El Salvador’s leftist administration is seek to levy a tax on two thousand large taxpayers in order to raise 120 million dollars a year for the fight against crime, a proposal that has been cautiously received by business, which wants to know first what activities will be financed with those resources.
El Salvador’s leftist administration is seek to levy a tax on two thousand large taxpayers in order to raise 120 million dollars a year for the fight against crime, a proposal that has been cautiously received by business, which wants to know first what activities will be financed with those resources.
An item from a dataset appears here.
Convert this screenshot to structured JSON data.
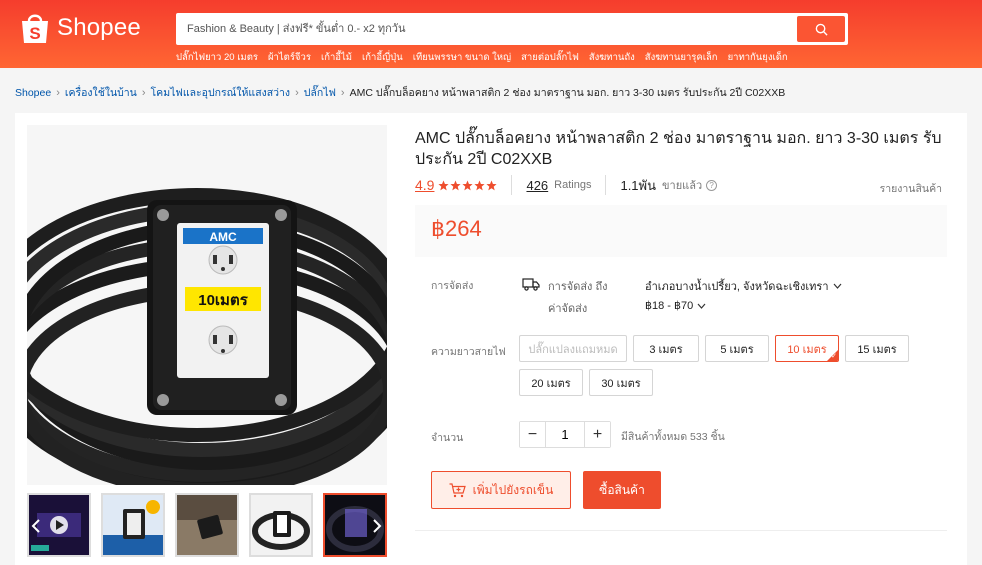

After seeking advice from Colombia’s right-wing administration – which collects a similar tax – leftist President Mauricio Funes presented the proposal, which has the purpose of endowing the state with greater resources in order to make a “greater impact” in fighting crime, to the Consultative Commission for national issues on 20 May.
The Commission, made up of political leaders and a former right-wing president (others have declined), will issue an opinion on the proposal shortly, before Funes sends it to Congress.
“We’re thinking about a tax that is not going to affect the country’s process of economic recovery,” declared Funes, El Salvador’s first leftist president, indicating that small and medium-sized businesses would not be subject to the levy.
The president of the Salvadoran Chamber of Commerce and Industry, Luis Cardenal, acknowledged that the problem of security “concerns and affects all of us,” but he rejected the tax proposal as “unsuitable” and “poorly framed.”
In a telephone interview with AFP, the business leader lamented that the proposal was announced “with divisive, classist, populist language” and that the administration wanted the population to believe that the measure would only affect the richest.
“This (the tax) should be discussed, there should be consultation, and it shouldn’t be done unilaterally, with populist language and without it being accompanied by other measures that are just as important as resources or more so,” Cardenal indicated.
He insisted that “before throwing more money (at security), what should be done is to look for a way that the police can win back the people’s trust, and that is by way of a purge and a reorganization needed by the police as an institution, because in every criminal gang, there always turns out to be a bad police officer mixed in.”
Funes declared on 23 May that those who will pay will be around 2,360 “high net-worth” taxpayers, of whom 1,900 are legal persons (corporations), and that they will not be making new outlays, but instead will be able to stop spending money on private security if crime falls.
“In place of giving that money to a few security agencies that do not give them the security that they (businesspeople) need, let them turn it over to the state,” Funes emphasized.
One of the voices supporting the tax is that of the archbishop of San Salvador, José Luis Escobar, who characterized it as “just” on 22 May, because it will be applied to those who have the most, although in order to see it passed, he recommended dialogue in order to negotiate “with goodwill.”
“If the administration says that in order to confront the violence, a fund is necessary, it seems to me that this is legitimate, and that the administration has every right and obligation to ensure (…) peace in the country,” Escobar commented.
Violence generated by common crime and by gangs takes an average toll of twelve homicides a day in El Salvador, one of the highest rates in Latin America.